As James Reeds points out in his Q&A with Dom Flemons in The Boston Globe, (which one can read here. Dom Flemons outgoing voicemail states, “Hello, this is Dom Flemons, 
American songster.” The founding member of the GRAMMY-winning, Grand Ole
 Opry and Newport-playing Carolina Chocolate Drops has left to go solo 
and his new album ‘Prospect Hill’ comes out July 22 on Music Maker Relief Foundation.

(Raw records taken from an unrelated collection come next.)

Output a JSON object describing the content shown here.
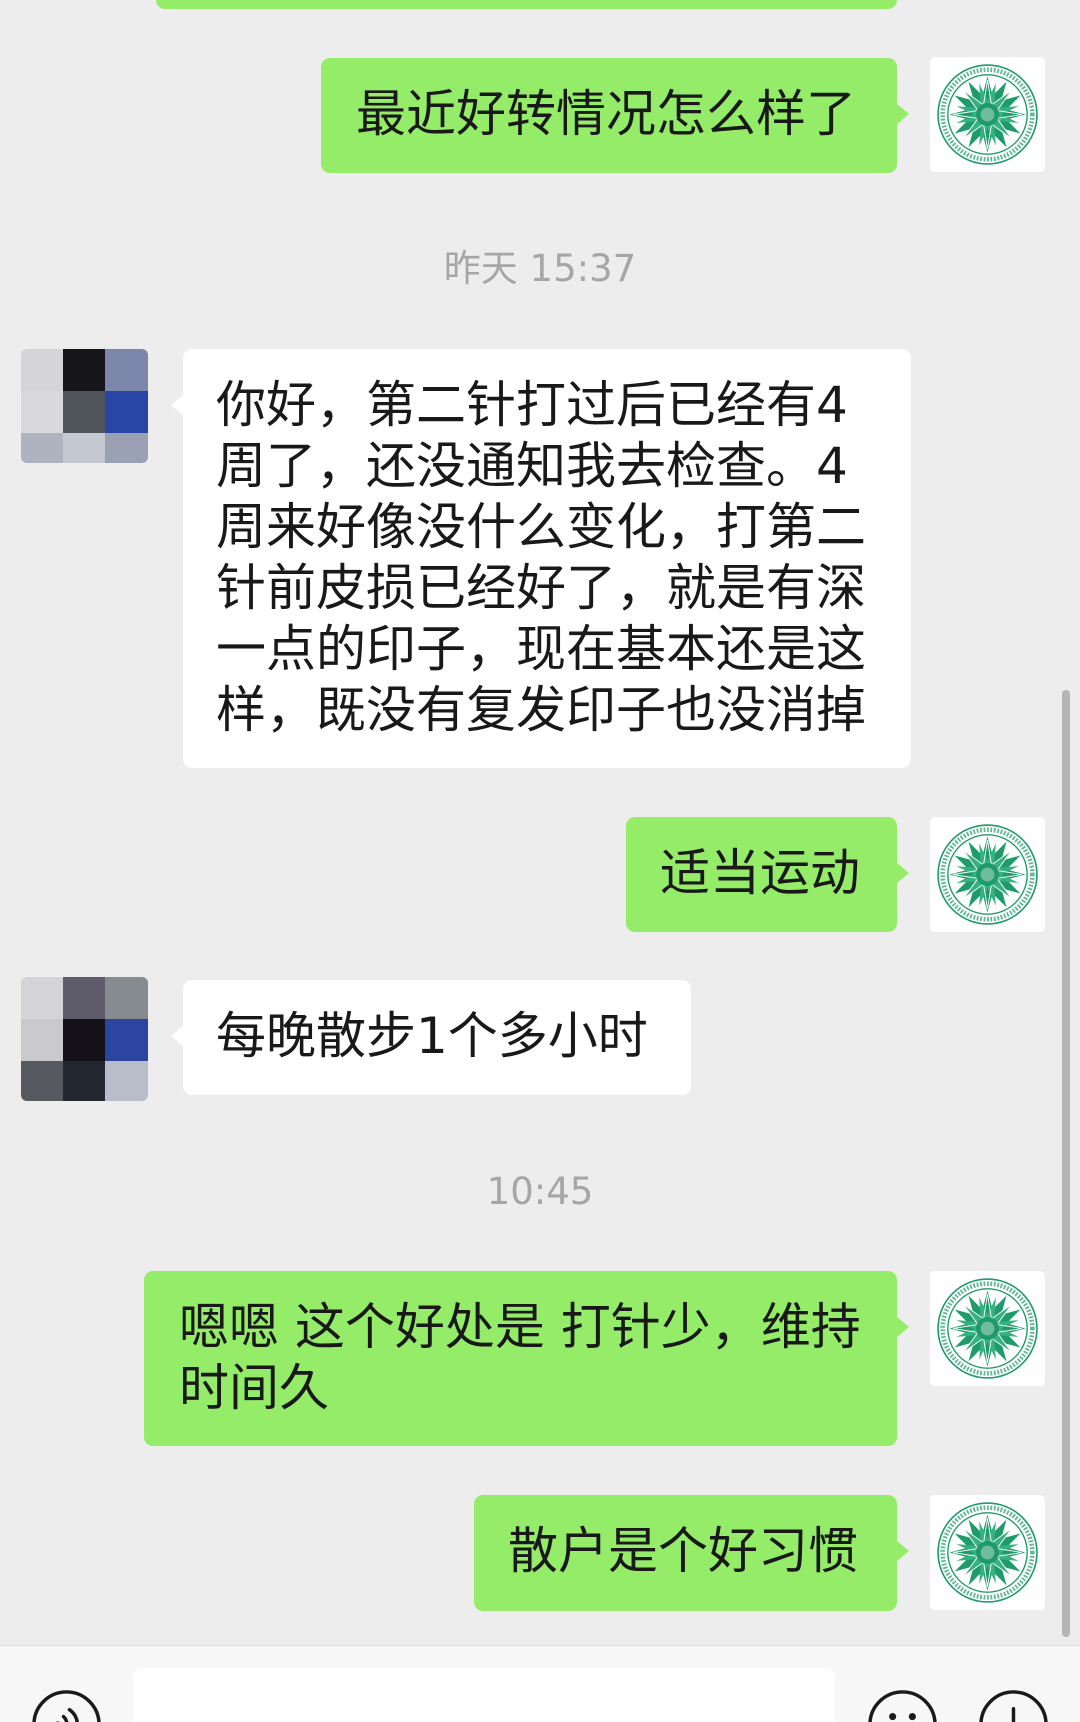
{
  "theme": {
    "chat_background": "#ededed",
    "outgoing_bubble": "#95ec69",
    "incoming_bubble": "#ffffff",
    "message_text": "#191919",
    "timestamp_text": "#a6a6a6",
    "input_bar_background": "#f7f7f7",
    "logo_green": "#1f9a6a",
    "scrollbar": "#b4b4b4"
  },
  "self_avatar": {
    "icon": "green-emblem-logo"
  },
  "contact_avatars": [
    {
      "icon": "pixelated-photo",
      "tiles": [
        "#d5d5d8",
        "#15151a",
        "#7d86ab",
        "#d9d9dc",
        "#50555c",
        "#2946a6",
        "#aeb3bf",
        "#c4c8d0",
        "#9aa1b2"
      ]
    },
    {
      "icon": "pixelated-photo",
      "tiles": [
        "#d4d4d8",
        "#5e5b6b",
        "#868b90",
        "#cacace",
        "#141119",
        "#2b45a1",
        "#56595f",
        "#232830",
        "#b9bdc9"
      ]
    }
  ],
  "messages": [
    {
      "outgoing": true,
      "lines": []
    },
    {
      "outgoing": true,
      "lines": [
        "最近好转情况怎么样了"
      ]
    },
    {
      "outgoing": false,
      "lines": [
        "你好，第二针打过后已经有4",
        "周了，还没通知我去检查。4",
        "周来好像没什么变化，打第二",
        "针前皮损已经好了，就是有深",
        "一点的印子，现在基本还是这",
        "样，既没有复发印子也没消掉"
      ]
    },
    {
      "outgoing": true,
      "lines": [
        "适当运动"
      ]
    },
    {
      "outgoing": false,
      "lines": [
        "每晚散步1个多小时"
      ]
    },
    {
      "outgoing": true,
      "lines": [
        "嗯嗯 这个好处是 打针少，维持",
        "时间久"
      ]
    },
    {
      "outgoing": true,
      "lines": [
        "散户是个好习惯"
      ]
    }
  ],
  "timestamps": [
    "昨天 15:37",
    "10:45"
  ],
  "input_bar": {
    "icons": [
      "voice-icon",
      "emoji-icon",
      "plus-icon"
    ]
  }
}
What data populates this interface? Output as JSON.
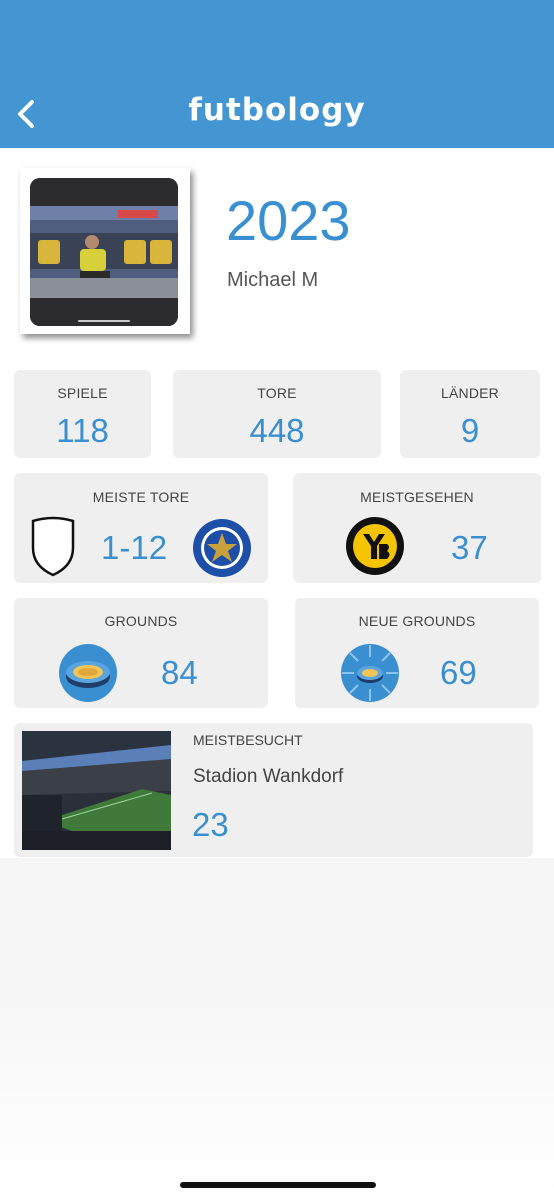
{
  "header": {
    "app_name": "futbology",
    "back_icon": "chevron-left-icon",
    "color": "#4496d2"
  },
  "profile": {
    "year": "2023",
    "name": "Michael M"
  },
  "stats": {
    "spiele": {
      "label": "SPIELE",
      "value": "118"
    },
    "tore": {
      "label": "TORE",
      "value": "448"
    },
    "laender": {
      "label": "LÄNDER",
      "value": "9"
    }
  },
  "meiste_tore": {
    "label": "MEISTE TORE",
    "score": "1-12",
    "home_icon": "blank-shield-icon",
    "away_icon": "fc-goldstern-crest-icon"
  },
  "meistgesehen": {
    "label": "MEISTGESEHEN",
    "value": "37",
    "icon": "bsc-young-boys-crest-icon"
  },
  "grounds": {
    "label": "GROUNDS",
    "value": "84",
    "icon": "stadium-icon"
  },
  "neue_grounds": {
    "label": "NEUE GROUNDS",
    "value": "69",
    "icon": "stadium-burst-icon"
  },
  "meistbesucht": {
    "label": "MEISTBESUCHT",
    "stadium": "Stadion Wankdorf",
    "value": "23"
  },
  "colors": {
    "accent": "#3a8fd0",
    "card": "#efefef",
    "yb_yellow": "#f5c400"
  }
}
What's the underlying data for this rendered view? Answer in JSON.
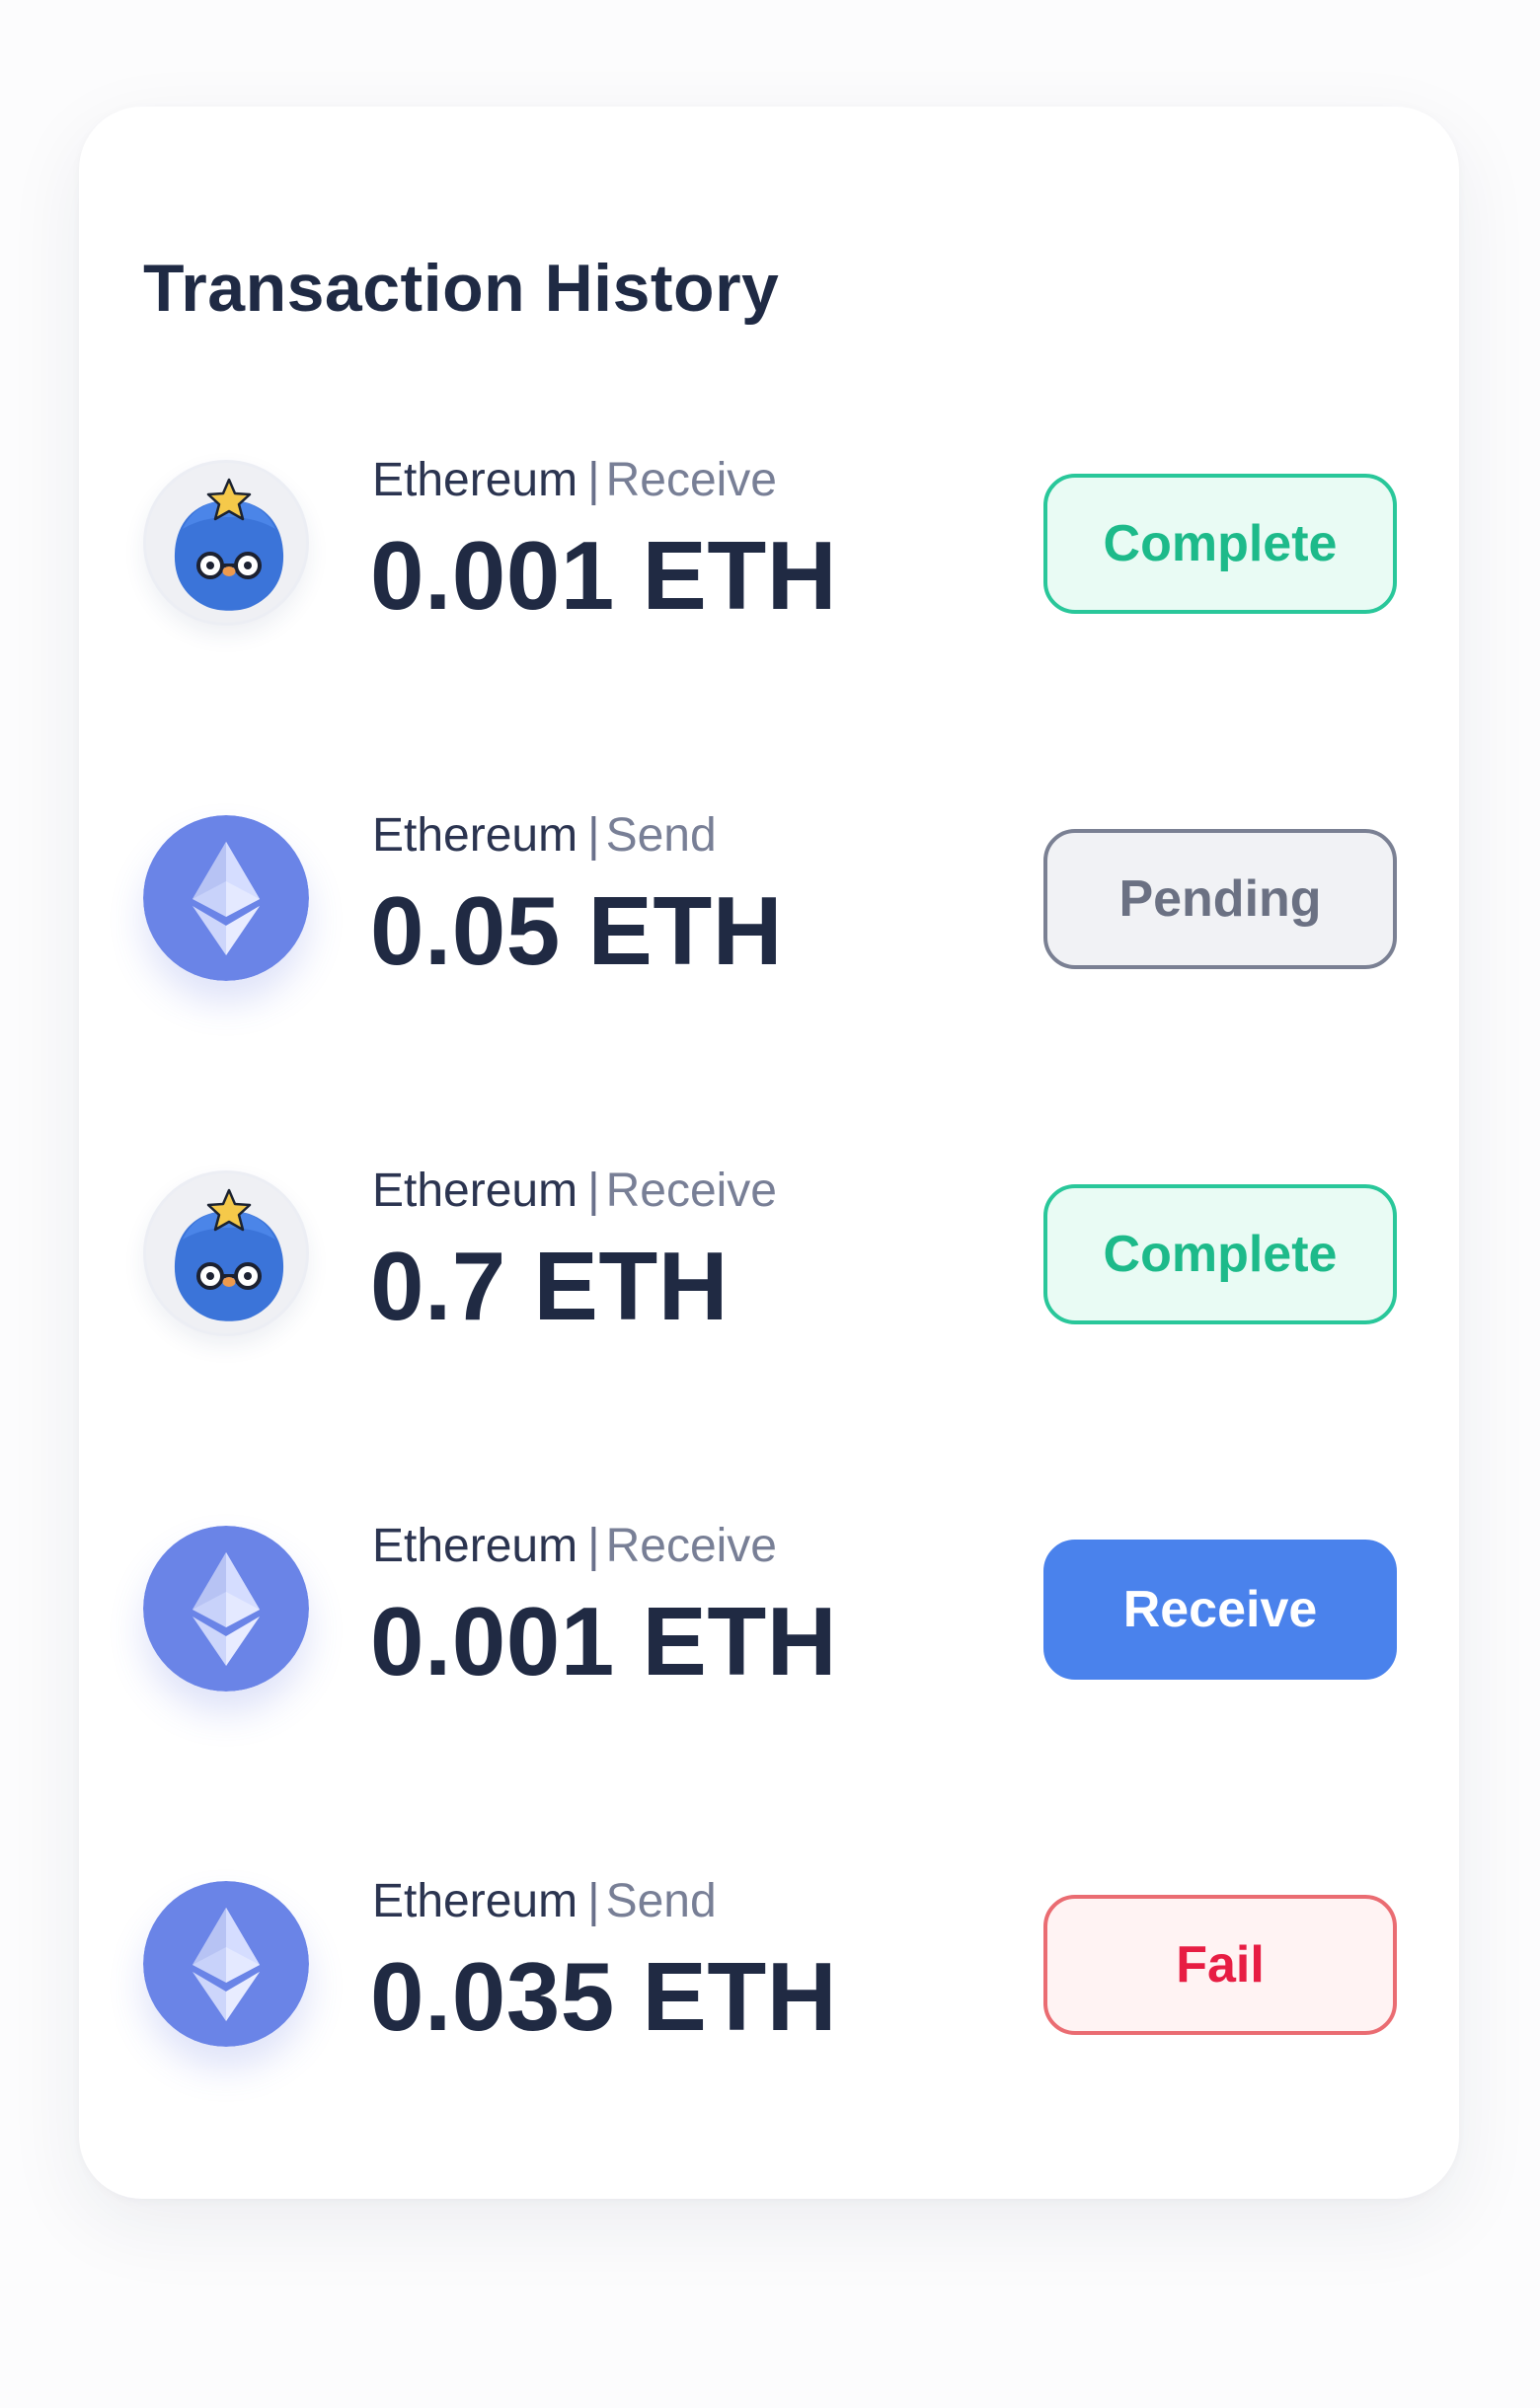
{
  "title": "Transaction History",
  "transactions": [
    {
      "avatar": "mascot-icon",
      "network": "Ethereum",
      "separator": "|",
      "type": "Receive",
      "amount": "0.001 ETH",
      "status": "Complete"
    },
    {
      "avatar": "ethereum-icon",
      "network": "Ethereum",
      "separator": "|",
      "type": "Send",
      "amount": "0.05 ETH",
      "status": "Pending"
    },
    {
      "avatar": "mascot-icon",
      "network": "Ethereum",
      "separator": "|",
      "type": "Receive",
      "amount": "0.7 ETH",
      "status": "Complete"
    },
    {
      "avatar": "ethereum-icon",
      "network": "Ethereum",
      "separator": "|",
      "type": "Receive",
      "amount": "0.001 ETH",
      "status": "Receive"
    },
    {
      "avatar": "ethereum-icon",
      "network": "Ethereum",
      "separator": "|",
      "type": "Send",
      "amount": "0.035 ETH",
      "status": "Fail"
    }
  ],
  "colors": {
    "complete": "#1dba8a",
    "pending": "#6b7183",
    "receive": "#4a82ec",
    "fail": "#e71d43",
    "ethereum": "#6a84e7",
    "text_primary": "#202a43"
  }
}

Flemons says, “I was first made aware of the term from Paul Oliver’s 
book ‘Songster and Saints.’ A songster is a musician that plays and 
sings their music.  They are also known to sing a variety of songs that 
their audience would know.” Other historians describe songsters as 
pre-blues and early blues-era entertainer whose repertoires encompassed a
 vast repertoire of different genres, which in Dom’s case include: New 
Orleans jazz, double-entendre tunes, Piedmont blues, ballads, original 
songs, fife and drum music, harmonica instrumentals, and more, played 
with style and showmanship on a variety of instruments such as the 
guitar, banjo, harmonica, quills, and spoons.
Dom explains that these songs relate directly to experiences of living 
in the 21st century, saying, “I do what I can to find the common ground 
between keeping the older style present in my arrangements while finding
 things that speak to me as a modern person.  Even though I can play a 
song that is 100 years old, I hope that whatever I might do I will be 
able to show my audience why I picked any given number and hope that 
they can find relevance in the way I am presenting it.”
Dom isn’t the only one talking about songsters in 2014. On June 24, 
Smithsonian Folkways released ‘Classic African American Songsters from 
Smithsonian Folkways.’ Co-producer of that compilation Barry Lee Pearson
 puts it, “[A songster] is both a keeper of tradition, disseminating 
folk materials wherever he goes, and tradition’s worst enemy, 
contaminating local tradition with modern popular music.”
Flemons proclaims 2014 as “Year of the folksinger,” explaining to the 
Boston Globe, “There’s a lot of energy and movement in the folk 
community that has been happening for several years. I’ve been keeping 
an eye on it, and I’ve seen it growing.”
In the industry, folk music is gaining track as well, most recently 
exemplified by the continued growth of the Americana Festival and 
Conference and the GRAMMYs’ addition of 'Best American Roots Song' in 
the American Roots Music Field, the only new category this year.
Dom Flemons tour dates are here.
Flemons says, “I embrace the twisted history that formed our country and
 I hope that I can play and sing to make a few small improvements.”